BooksForKidsBlog

Tuesday, February 06, 2018

All Of A Kind: Your One & Only by Adrianne Finlay

She'd never seen a face like this boy's. His eyes were almost colorless, an odd bluish-gray. Althea-310 shook herself, realizing that was not simply what he looked like that was disturbing. She also felt nothing from him. It certainly seemed like he felt nervous in front of the class. Emotions like that should have been radiating off him like a fever, infecting the whole class. Everyone was rustling and shifting in their chairs. They felt the bone-chilling detachment from the boy as well.

"What's wrong with its face?" Carson-315 asked.

"Nothing. He's simply different from the nine models," Samuel-299 said. He nodded to the painting on the wall. "He's human, like they were."

"So he's not Homo factus," a Carson said, grimacing. "Where are his brothers?"

"No. Like I said, he's human--Homo sapiens. He's alone." said Samuel-299

Three hundred years before, when the human race was in danger of eradication from the Slow Plague, a group of nine scientists had fled to a remote part of the Americas to create a new form of humanity, nine sets of clones, identical to each of themselves, but with DNA altered to eliminate susceptibility to disease and all defects. New clones were cultured every ten years, each group carrying one altered genome and name of one of the Original Nine and its generation number, and each group are identical with each other, capable of communing silently with their clones, and assigned to a task group that fits their nature.

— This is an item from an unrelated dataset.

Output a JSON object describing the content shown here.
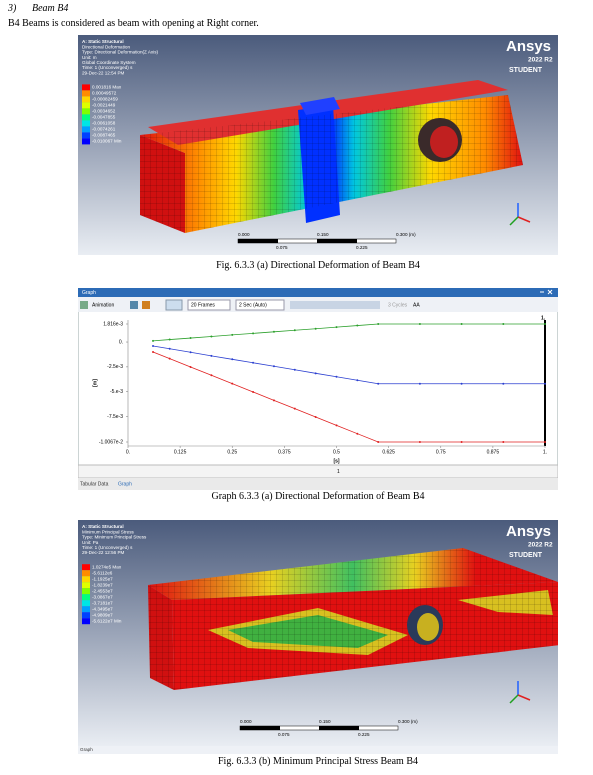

But their scientists have realized that they and the others clones are deteriorating slowly with each re-copied generation, causing eventual "fracturing" and the need for their termination. Faced with another "slow plague," this one from within the core of their own cells, two leaders, Inga-296 and Samuel-299, determine that they must revive a living model of Homo sapiens to procure fresh DNA. Inga-296 mothers the rebuilt child, Jack, to age 15, when he is introduced to the clone colony of Vispera and learns the reason for his existence.

"Why?" Jack asked.

"Because we're dying. Inga-296 wasn't wrong. We've manipulated the code so much... the problems we face now will only get worse. The only answer is new variations from freshly cloned humans. Like the variations we can get from you."

Most of the clones are repulsed by the differences they sense in Jack, his attacks of asthma, an actual defect in his DNA, and his urge to make disturbing sounds from something he calls a guitar. The more aggressive Carson clones bully Jack relentlessly and when someone sabotages the tank where the next generation is being gestated, the Carsons lead the rest in blaming Jack for everything.

But somehow, Althea-310 feels a connection to Jack, even coming to hear the beauty in the music he makes, and despite her ties to her eight sister Altheas, she chooses to help him escape from the colony. And then Jack and Althea discover that Jack is not the only human, that he has a brother, Jonah, who is trying to destroy the colony and The Ark, the secret chamber in the Tunnels where not only human artifacts, but multiple specimens of DNA are frozen. Jack and Althea agree that they must stop him before the hope of human life on earth is ended forever.

Among the plethora (some would say glut) of dystopian novels these days, there is that recurring question, as old as the story of Eden--can humans obtain a perfect society before they destroy themselves? Adrianne Finlay's Your One & Only (Houghton Mifflin Harcourt, 2018) suggests that humanity's destiny depends on something hidden deep inside itself that is necessary for the species to survive and thrive. If the quest for a biological perfection which promises perfect empathy is not the answer to survival, if it attenuates that necessary individual spark within, then what is to be the answer? Is the urge and ability to create something new what makes us human?

It is the human dilemma, to blend and be safe, or to strike out to find a new way to be in a place we cannot completely control, with selves that we cannot completely control, especially in a post-apocalyptic world. Young adult readers who have already encountered Mary Shelley's Frankenstein: or The Modern Prometheus (Oxford World's Classics), Aldous Huxley's Brave New World or any of a number of current dystopian novels, may well wish our new Adam and Eve, Jack and Althea, better luck the next time around. These star-crossed lovers, from what indeed are two different worlds, make for a compelling love story, and author Finlay closes this book with Jack and Althea still to be tested in their own brave new world.